JATIMTIMES-Siapa yang tak mengenal Kusni Kasdut, penjahat nomor satu di negeri ini yang dieksekusi mati pada zaman Presiden Soeharto. Kusni adalah sosok kontroversial, dibenci namun juga dikagumi.
Selain kisah kelam hidupnya, asal-usul Kusni selalu menarik untuk diulas dan didiskusikan. Berdasarkan penelusuran penulis, asal usul Kusni Kasdut hingga kini masih banyak dipertanyakan.
Baca Juga : Candi Simping, Makam Pendiri Majapahit di Blitar yang Pertama Kali Ditemukan Orang Belanda
Ada sumber yang menyatakan dia berasal dari Malang dan ada pula yang menyatakan dia berasal dari Blitar dan juga Tulungagung. Di tulisan ini, kita akan mengulas salah satu sumber keterkaitan Kusni berasal dari Blitar, kota tempat peristirahatan terakhir Presiden pertama RI Ir Soekarno (Bung Karno).

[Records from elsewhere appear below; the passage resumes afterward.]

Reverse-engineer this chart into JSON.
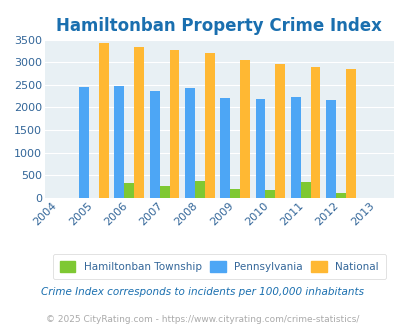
{
  "title": "Hamiltonban Property Crime Index",
  "years": [
    2004,
    2005,
    2006,
    2007,
    2008,
    2009,
    2010,
    2011,
    2012,
    2013
  ],
  "hamiltonban": [
    0,
    0,
    330,
    255,
    375,
    190,
    175,
    350,
    110,
    0
  ],
  "pennsylvania": [
    0,
    2460,
    2480,
    2375,
    2440,
    2200,
    2185,
    2230,
    2155,
    0
  ],
  "national": [
    0,
    3415,
    3340,
    3265,
    3205,
    3040,
    2960,
    2895,
    2855,
    0
  ],
  "bar_width": 0.28,
  "colors": {
    "hamiltonban": "#7ec832",
    "pennsylvania": "#4da6f5",
    "national": "#ffb833"
  },
  "plot_bg": "#e8f0f4",
  "ylim": [
    0,
    3500
  ],
  "yticks": [
    0,
    500,
    1000,
    1500,
    2000,
    2500,
    3000,
    3500
  ],
  "legend_labels": [
    "Hamiltonban Township",
    "Pennsylvania",
    "National"
  ],
  "footer_text": "Crime Index corresponds to incidents per 100,000 inhabitants",
  "copyright_text": "© 2025 CityRating.com - https://www.cityrating.com/crime-statistics/",
  "title_color": "#1a6faf",
  "tick_color": "#336699",
  "footer_color": "#1a6faf",
  "copyright_color": "#aaaaaa"
}
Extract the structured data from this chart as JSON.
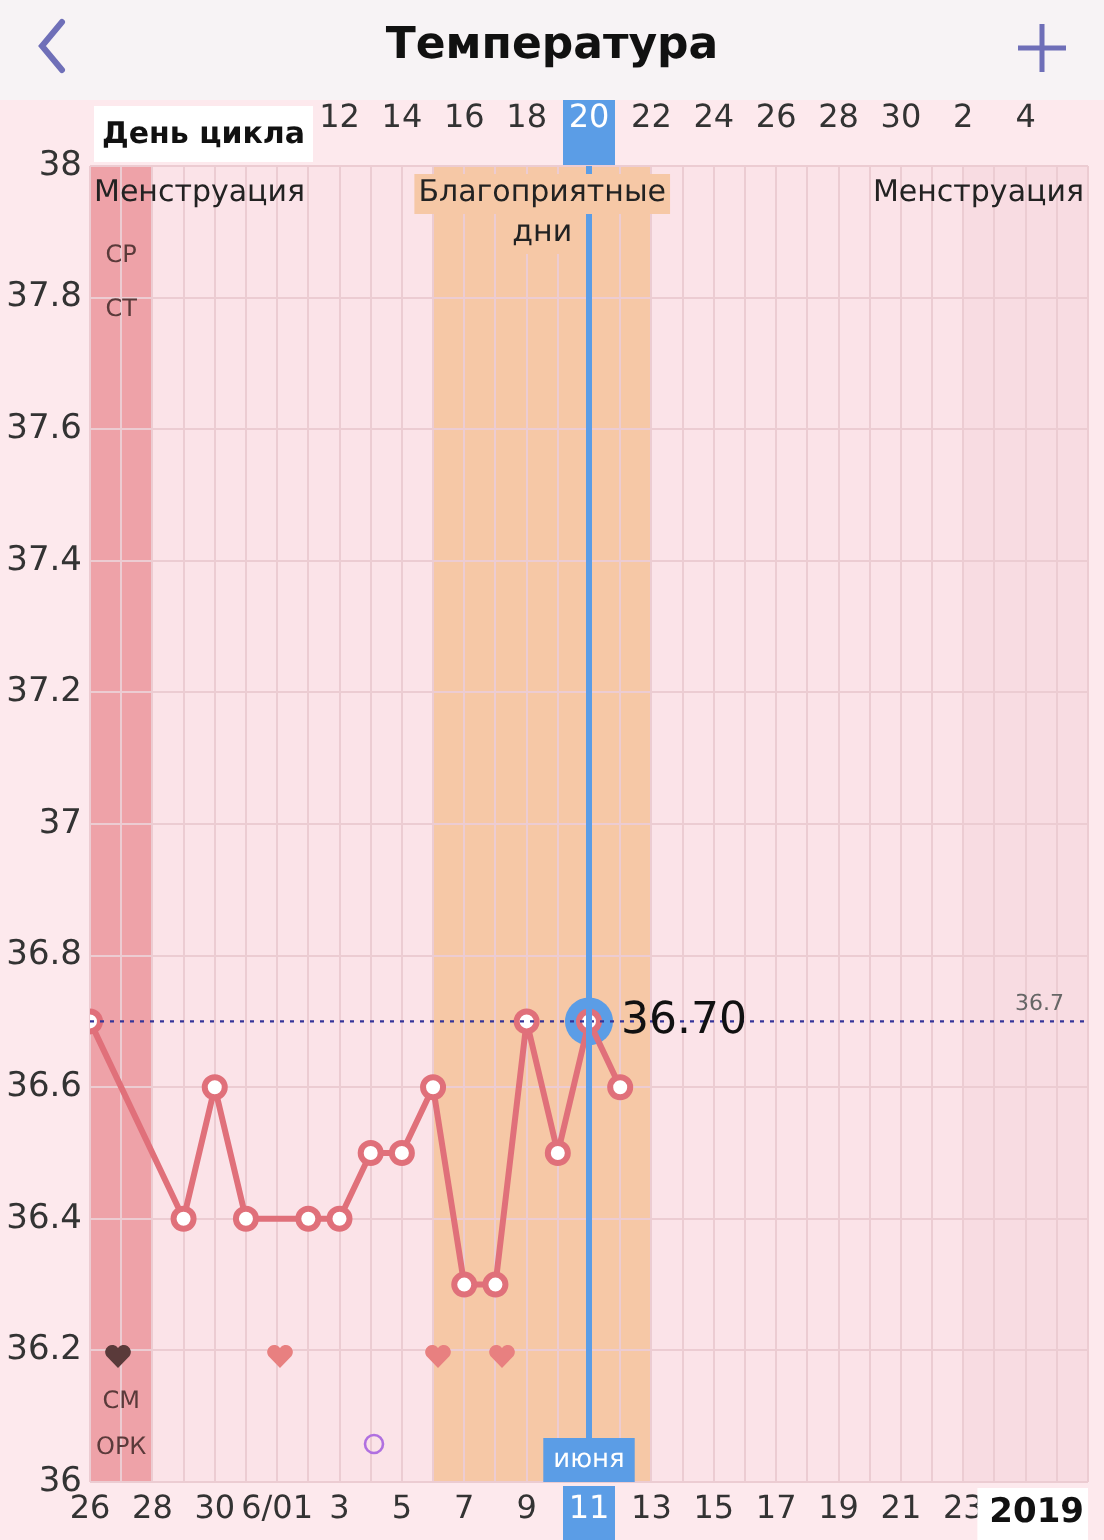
{
  "chart_data": {
    "type": "line",
    "title": "Температура",
    "x2label": "День цикла",
    "series": [
      {
        "color": "#e0707a",
        "x": [
          "--05-26",
          "--05-29",
          "--05-30",
          "--05-31",
          "--06-02",
          "--06-03",
          "--06-04",
          "--06-05",
          "--06-06",
          "--06-07",
          "--06-08",
          "--06-09",
          "--06-10",
          "--06-11",
          "--06-12"
        ],
        "values": [
          36.7,
          36.4,
          36.6,
          36.4,
          36.4,
          36.4,
          36.5,
          36.5,
          36.6,
          36.3,
          36.3,
          36.7,
          36.5,
          36.7,
          36.6
        ]
      }
    ],
    "xlim": [
      "--05-26",
      "--06-27"
    ],
    "xticks": [
      {
        "value": "--05-26",
        "label": "26"
      },
      {
        "value": "--05-27",
        "label": null
      },
      {
        "value": "--05-28",
        "label": "28"
      },
      {
        "value": "--05-29",
        "label": null
      },
      {
        "value": "--05-30",
        "label": "30"
      },
      {
        "value": "--05-31",
        "label": null
      },
      {
        "value": "--06-01",
        "label": "6/01"
      },
      {
        "value": "--06-02",
        "label": null
      },
      {
        "value": "--06-03",
        "label": "3"
      },
      {
        "value": "--06-04",
        "label": null
      },
      {
        "value": "--06-05",
        "label": "5"
      },
      {
        "value": "--06-06",
        "label": null
      },
      {
        "value": "--06-07",
        "label": "7"
      },
      {
        "value": "--06-08",
        "label": null
      },
      {
        "value": "--06-09",
        "label": "9"
      },
      {
        "value": "--06-10",
        "label": null
      },
      {
        "value": "--06-11",
        "label": "11"
      },
      {
        "value": "--06-12",
        "label": null
      },
      {
        "value": "--06-13",
        "label": "13"
      },
      {
        "value": "--06-14",
        "label": null
      },
      {
        "value": "--06-15",
        "label": "15"
      },
      {
        "value": "--06-16",
        "label": null
      },
      {
        "value": "--06-17",
        "label": "17"
      },
      {
        "value": "--06-18",
        "label": null
      },
      {
        "value": "--06-19",
        "label": "19"
      },
      {
        "value": "--06-20",
        "label": null
      },
      {
        "value": "--06-21",
        "label": "21"
      },
      {
        "value": "--06-22",
        "label": null
      },
      {
        "value": "--06-23",
        "label": "23"
      },
      {
        "value": "--06-24",
        "label": null
      },
      {
        "value": "--06-25",
        "label": null
      },
      {
        "value": "--06-26",
        "label": null
      },
      {
        "value": "--06-27",
        "label": null
      }
    ],
    "x2lim": [
      "--05-26",
      "--06-27"
    ],
    "x2ticks": [
      {
        "value": "--06-03",
        "label": "12"
      },
      {
        "value": "--06-05",
        "label": "14"
      },
      {
        "value": "--06-07",
        "label": "16"
      },
      {
        "value": "--06-09",
        "label": "18"
      },
      {
        "value": "--06-11",
        "label": "20"
      },
      {
        "value": "--06-13",
        "label": "22"
      },
      {
        "value": "--06-15",
        "label": "24"
      },
      {
        "value": "--06-17",
        "label": "26"
      },
      {
        "value": "--06-19",
        "label": "28"
      },
      {
        "value": "--06-21",
        "label": "30"
      },
      {
        "value": "--06-23",
        "label": "2"
      },
      {
        "value": "--06-25",
        "label": "4"
      }
    ],
    "ylim": [
      36,
      38
    ],
    "yticks": [
      36,
      36.2,
      36.4,
      36.6,
      36.8,
      37,
      37.2,
      37.4,
      37.6,
      37.8,
      38
    ],
    "grid": true,
    "legend": false,
    "marker": "circle",
    "line_style": "solid",
    "bands": [
      {
        "axis": "x",
        "from": "--05-26",
        "to": "--05-28",
        "label": "Менструация",
        "color": "#eea2a8"
      },
      {
        "axis": "x",
        "from": "--06-06",
        "to": "--06-13",
        "label": "Благоприятные дни",
        "color": "#f6c8a6"
      },
      {
        "axis": "x",
        "from": "--06-23",
        "to": "--06-27",
        "label": "Менструация",
        "color": "#f8dce2"
      }
    ],
    "ref_lines": [
      {
        "axis": "y",
        "value": 36.7,
        "label": "36.7",
        "color": "#34349a",
        "line_style": "dotted"
      },
      {
        "axis": "x",
        "value": "--06-11",
        "label": "июня",
        "color": "#5b9de6",
        "line_style": "solid"
      }
    ],
    "annotations": [
      {
        "text": "36.70",
        "x": "--06-11",
        "y": 36.7
      },
      "СР",
      "СТ",
      "СМ",
      "ОРК",
      "2019"
    ]
  }
}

Sumber terkait ulasan Kusni Kasdut berasal dari Blitar bisa ditemukan di buku Wong Blitar karya Herry Setyabudi. Bagi orang Blitar, Kusni dianggap sebagai warga asli daerah ini. Bahkan dulu saat masih menjabat, Bupati Blitar Rijanto dalam beberapa sambutannya saat menghadiri dan membuka acara kerap menyatakan jika Kusni Kasdut adalah Wong Blitar. Di tulisan ini kita akan mengulasnya dengan membedah salah satu bab dari buku Wong Blitar karya Herry Setyabudi.
Meskipun hidupnya berakhir di depan regu tembak karena didakwa menjadi penjahat, Kusni Kasdut disebut-sebut adalah Wong Blitar yang ikut serta dalam pertempuran 10 November 1945 di Surabaya. Dalam perang ini, Kusni tampil gagah berani sebagai pejuang, bekal semangat juangnya adalah cerita dari sang ibu mengenai kisah kepahlawanan ayahnya di Blitar. Kusni Kasdut pun lahir sebagai patriot sejati membela negeri berkat cerita ini.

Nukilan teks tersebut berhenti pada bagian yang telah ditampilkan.